Le président gabonais Brice Clotaire Oligui Nguema a annoncé le déblocage de 51 milliards de francs CFA destinés à apurer une partie de la dette intérieure de l’État envers les entreprises privées, à l’occasion d’une rencontre avec des représentants du patronat organisée au Palais de la Rénovation à l’approche du 66e anniversaire de l’indépendance du pays.

Le chef de l’État a reçu une délégation de la Fédération des entreprises du Gabon (FEG), conduite par son président Alain Claude Kouakoua, ainsi que plusieurs dirigeants de petites et moyennes entreprises (PME) et industries (PMI), pour évoquer les difficultés du secteur privé et les mesures destinées à soutenir l’activité économique et l’emploi.

Sur l’enveloppe globale de 51 milliards de FCFA, 21 milliards seront réglés par le Trésor public, correspondant à 1.478 ordonnances de paiement couvrant la période 2022-2026. Cette première tranche doit bénéficier notamment aux PME des secteurs du bâtiment et des travaux publics (BTP), de l’entretien, de l’approvisionnement en carburant et de la fourniture de produits alimentaires.

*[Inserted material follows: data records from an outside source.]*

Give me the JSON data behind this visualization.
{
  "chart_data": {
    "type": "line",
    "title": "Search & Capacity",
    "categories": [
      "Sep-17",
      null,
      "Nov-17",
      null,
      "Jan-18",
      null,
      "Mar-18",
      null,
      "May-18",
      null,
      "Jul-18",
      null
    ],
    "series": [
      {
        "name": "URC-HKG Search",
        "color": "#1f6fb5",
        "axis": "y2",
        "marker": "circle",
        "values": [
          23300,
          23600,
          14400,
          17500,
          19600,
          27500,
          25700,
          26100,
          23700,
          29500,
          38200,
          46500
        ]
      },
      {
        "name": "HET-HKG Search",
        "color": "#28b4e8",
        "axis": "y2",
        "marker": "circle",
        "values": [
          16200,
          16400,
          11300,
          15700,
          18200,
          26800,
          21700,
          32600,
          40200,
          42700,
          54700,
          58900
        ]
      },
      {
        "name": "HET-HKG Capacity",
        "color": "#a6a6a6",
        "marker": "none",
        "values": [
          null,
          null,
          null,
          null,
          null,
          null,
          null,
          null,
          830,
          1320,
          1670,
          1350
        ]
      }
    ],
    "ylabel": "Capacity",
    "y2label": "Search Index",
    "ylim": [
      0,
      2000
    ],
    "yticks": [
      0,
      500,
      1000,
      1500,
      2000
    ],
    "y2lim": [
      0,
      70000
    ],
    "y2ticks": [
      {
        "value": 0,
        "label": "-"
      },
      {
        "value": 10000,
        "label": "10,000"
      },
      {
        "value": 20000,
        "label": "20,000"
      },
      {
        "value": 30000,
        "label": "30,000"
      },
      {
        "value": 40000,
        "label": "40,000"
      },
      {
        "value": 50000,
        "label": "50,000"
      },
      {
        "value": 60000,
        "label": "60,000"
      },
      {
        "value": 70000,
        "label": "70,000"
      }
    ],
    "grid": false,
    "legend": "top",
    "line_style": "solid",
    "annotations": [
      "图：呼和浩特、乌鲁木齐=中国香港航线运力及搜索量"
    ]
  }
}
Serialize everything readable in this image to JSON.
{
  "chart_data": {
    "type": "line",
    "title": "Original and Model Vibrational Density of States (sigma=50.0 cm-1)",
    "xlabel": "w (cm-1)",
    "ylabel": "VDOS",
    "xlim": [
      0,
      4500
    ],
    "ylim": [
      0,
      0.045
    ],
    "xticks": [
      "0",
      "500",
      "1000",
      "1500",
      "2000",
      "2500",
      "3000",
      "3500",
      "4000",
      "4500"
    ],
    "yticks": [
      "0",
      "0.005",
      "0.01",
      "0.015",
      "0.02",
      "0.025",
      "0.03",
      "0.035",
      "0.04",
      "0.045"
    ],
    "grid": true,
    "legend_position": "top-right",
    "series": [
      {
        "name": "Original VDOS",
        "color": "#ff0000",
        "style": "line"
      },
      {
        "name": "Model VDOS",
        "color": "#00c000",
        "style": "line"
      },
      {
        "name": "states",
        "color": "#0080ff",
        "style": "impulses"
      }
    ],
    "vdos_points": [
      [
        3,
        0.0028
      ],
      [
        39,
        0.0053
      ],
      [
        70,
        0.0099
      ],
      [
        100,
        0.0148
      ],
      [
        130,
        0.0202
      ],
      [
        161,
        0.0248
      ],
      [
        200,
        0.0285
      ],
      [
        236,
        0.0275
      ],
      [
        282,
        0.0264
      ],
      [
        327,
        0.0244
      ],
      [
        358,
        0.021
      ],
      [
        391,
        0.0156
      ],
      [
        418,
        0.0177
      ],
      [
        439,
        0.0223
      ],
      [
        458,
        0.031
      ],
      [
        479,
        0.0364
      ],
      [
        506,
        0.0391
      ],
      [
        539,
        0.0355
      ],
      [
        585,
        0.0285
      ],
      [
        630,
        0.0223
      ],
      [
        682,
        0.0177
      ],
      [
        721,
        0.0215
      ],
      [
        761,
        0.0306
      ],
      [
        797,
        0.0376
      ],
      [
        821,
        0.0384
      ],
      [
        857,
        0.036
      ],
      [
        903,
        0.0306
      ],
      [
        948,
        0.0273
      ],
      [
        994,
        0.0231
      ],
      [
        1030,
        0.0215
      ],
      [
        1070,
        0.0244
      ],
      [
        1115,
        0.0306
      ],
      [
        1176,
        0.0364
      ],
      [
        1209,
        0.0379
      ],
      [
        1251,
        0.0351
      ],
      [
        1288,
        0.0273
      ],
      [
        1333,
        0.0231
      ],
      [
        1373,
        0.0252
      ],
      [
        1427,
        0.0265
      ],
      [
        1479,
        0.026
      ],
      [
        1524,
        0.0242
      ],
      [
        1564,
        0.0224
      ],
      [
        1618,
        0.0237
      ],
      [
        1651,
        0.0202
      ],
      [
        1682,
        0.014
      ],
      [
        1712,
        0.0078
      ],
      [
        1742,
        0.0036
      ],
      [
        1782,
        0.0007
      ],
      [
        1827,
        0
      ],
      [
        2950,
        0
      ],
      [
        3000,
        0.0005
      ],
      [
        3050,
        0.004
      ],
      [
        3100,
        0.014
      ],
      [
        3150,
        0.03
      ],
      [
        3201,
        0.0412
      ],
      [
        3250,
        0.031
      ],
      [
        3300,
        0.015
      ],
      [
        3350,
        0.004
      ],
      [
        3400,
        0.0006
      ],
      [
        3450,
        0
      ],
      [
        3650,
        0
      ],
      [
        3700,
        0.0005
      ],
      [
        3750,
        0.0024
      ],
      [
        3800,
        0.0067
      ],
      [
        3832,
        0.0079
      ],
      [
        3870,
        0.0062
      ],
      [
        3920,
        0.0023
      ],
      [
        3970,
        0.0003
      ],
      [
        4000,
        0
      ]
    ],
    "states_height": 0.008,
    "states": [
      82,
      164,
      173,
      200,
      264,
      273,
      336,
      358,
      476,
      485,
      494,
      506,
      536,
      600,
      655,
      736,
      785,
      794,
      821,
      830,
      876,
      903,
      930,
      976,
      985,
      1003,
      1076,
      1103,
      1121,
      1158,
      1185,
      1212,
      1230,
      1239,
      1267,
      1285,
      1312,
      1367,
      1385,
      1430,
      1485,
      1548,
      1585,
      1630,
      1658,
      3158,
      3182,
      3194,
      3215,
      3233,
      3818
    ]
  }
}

Alain Claude Kouakoua face au président Oligui Nguema ©  Com PR

Ce montant s’ajoute à 30 milliards de FCFA prévus pour le règlement des créances dues aux opérateurs des filières forêt-bois et minière.

Le président gabonais a précisé que le règlement des créances publiques devait respecter les règles de gestion, de contrôle et de transparence en vigueur sous la Ve République. Les entreprises dont les créances ne sont pas encore enregistrées ont été invitées à se rapprocher de la Task Force dédiée, ainsi que de la Direction générale du budget et du Trésor public, afin de faire auditer leurs prestations.

S’adressant aux chefs d’entreprise, Oligui Nguema les a exhortés à transformer ces règlements en investissements, en capacités de production et en créations d’emplois, et à se regrouper pour constituer des entreprises de plus grande envergure susceptibles d’accéder aux marchés publics.

« La force d’un État, ce n’est pas l’administration. C’est le secteur privé », a déclaré Oligui Nguema, cité dans un communiqué de la présidence.

Le président a par ailleurs appelé les entreprises attributaires de marchés publics à davantage de rigueur et de transparence dans l’exécution de leurs contrats, et a instruit le gouvernement d’accélérer le paiement des créances régulièrement établies afin de préserver la continuité des chantiers en cours.